This note outlines the types of investments that do and do not qualify under the Tier 1 (Investor) immigration category.

Our accompanying note “UK Investor Visa Rules” outlines the requirements for applications to enter the UK or to extend current investor visas. The UK Government has made changes to the category, which came into effect on 6 April 2015, which are reflected in this note.

Investments that qualify

  • You must have a minimum of £2m (sterling) available to invest in the UK.
  • The funds must be invested in the UK at all times, in qualifying investments.
  • In practice, you have the option of investing more than £2m and reaching certain higher thresholds carries advantages.
  • You must invest in the UK by way of:
    • UK Government Bonds; or
    • share capital or loan capital in active and trading UK registered companies, other than those principally engaged in property investment.
  • Investments against which loans have been taken out or investments that are held in non-UK custody accounts are not permitted.
  • An “active and trading UK registered company” means a trading company that is doing business, not a dormant or non-trading company. It must have its registered office in the UK, or its head office in the UK. The company must have a UK business bank account showing current transactions and be subject to UK taxation. Multi-national companies with either a registered office or a head office in the UK are acceptable.

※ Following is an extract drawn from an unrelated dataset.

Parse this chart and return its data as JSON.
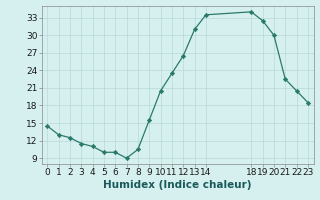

A new requirement has been introduced from 6 April 2015 that all the capital invested must be maintained in the investment portfolio. That is, once the Tier 1 (Investor) has purchased their initial £2m (or £5m or £10m) of qualifying investments, all of the capital will have to remain invested for the duration of the Tier 1 (Investor) migrant’s stay in the UK.

If an investment is sold at a loss, the Tier 1 (Investor) must purchase a new investment at the price at which the investment was sold. If an investment is sold at a gain, the Tier 1 (Investor) must, again, purchase a new investment at the price at which the investment is being sold.

So, for example, if you buy an investment within the £2m portfolio for £100,000, but when it is sold it is only worth £85,000, a new qualifying investment must be bought for £85,000. Equally, if the value of the £100,000 investment increased to £115,000 when it is sold, a new qualifying investment must be bought for £115,000.

When you sell an investment, you have until the end of the next reporting period, or six months, whichever is sooner, to buy a new qualifying investment.

Those who applied under the Tier 1 (Investor) route from 6 November 2014 must demonstrate that they complied with this requirement at the extension stage, even though it was only introduced on 6 April 2015. If you have been running your portfolio in a way that complied with the old requirements, but is in breach of those coming into effect from 6 April 2015, you should seek legal advice as soon as possible.

Tier 1 (Investor) migrants are permitted to remove any income generated from the portfolio, such as interest or dividend payments.

Invested capital cannot be used to pay any portfolio management fees, transaction costs or tax incurred through the buying and selling of investments, if these charges will deplete the initial investment below the initial investment level. However, if more than £2m (or £5m or £10m, as appropriate) is invested, it will be possible for the charges to be paid from the surplus, providing the surplus was invested on or before the date the charges were incurred.

For example, if the Tier 1 (Investor) wishes to meet the £2m threshold and has invested £2.1m, up to £0.1m of charges may be paid from the investment funds, irrespective of the market value of the funds.

Investments that will not be counted

  • Funds invested via an offshore company or trust.
  • Funds invested in open-ended investment companies, investment trust companies or pooled investment vehicles, because ultimately the underlying investments cannot be guaranteed to be in the UK.
  • Funds invested in companies mainly engaged in property investment, property management or property development. Note that this category includes companies whose objective is to earn a return through rental income. However, investment in construction firms, manufacturers or retailers who own their own premises would be counted.
  • The funds cannot be solely invested by using deposits with a bank, building society or other enterprise whose normal course of business includes the acceptance of deposits.
  • ISAs, premium bonds and saving certificates issued by the National Savings and Investment Agency.
  • UK Visas and Immigration will not approve applications that rely on leveraged investment funds – the funds used will not be accepted as your own funds.

Bearing in mind the vagaries of investment performance, many applicants choose to invest 100 per cent of their chosen investment (£2m, £5m or £10m) in UK gilts. You must check for fluctuations in the value of your investments and if you do sell any of the investments, you must be prepared to purchase a new qualifying investment at the price that the old investment was sold, before the end of the next reporting period or within six months, whichever is the shorter.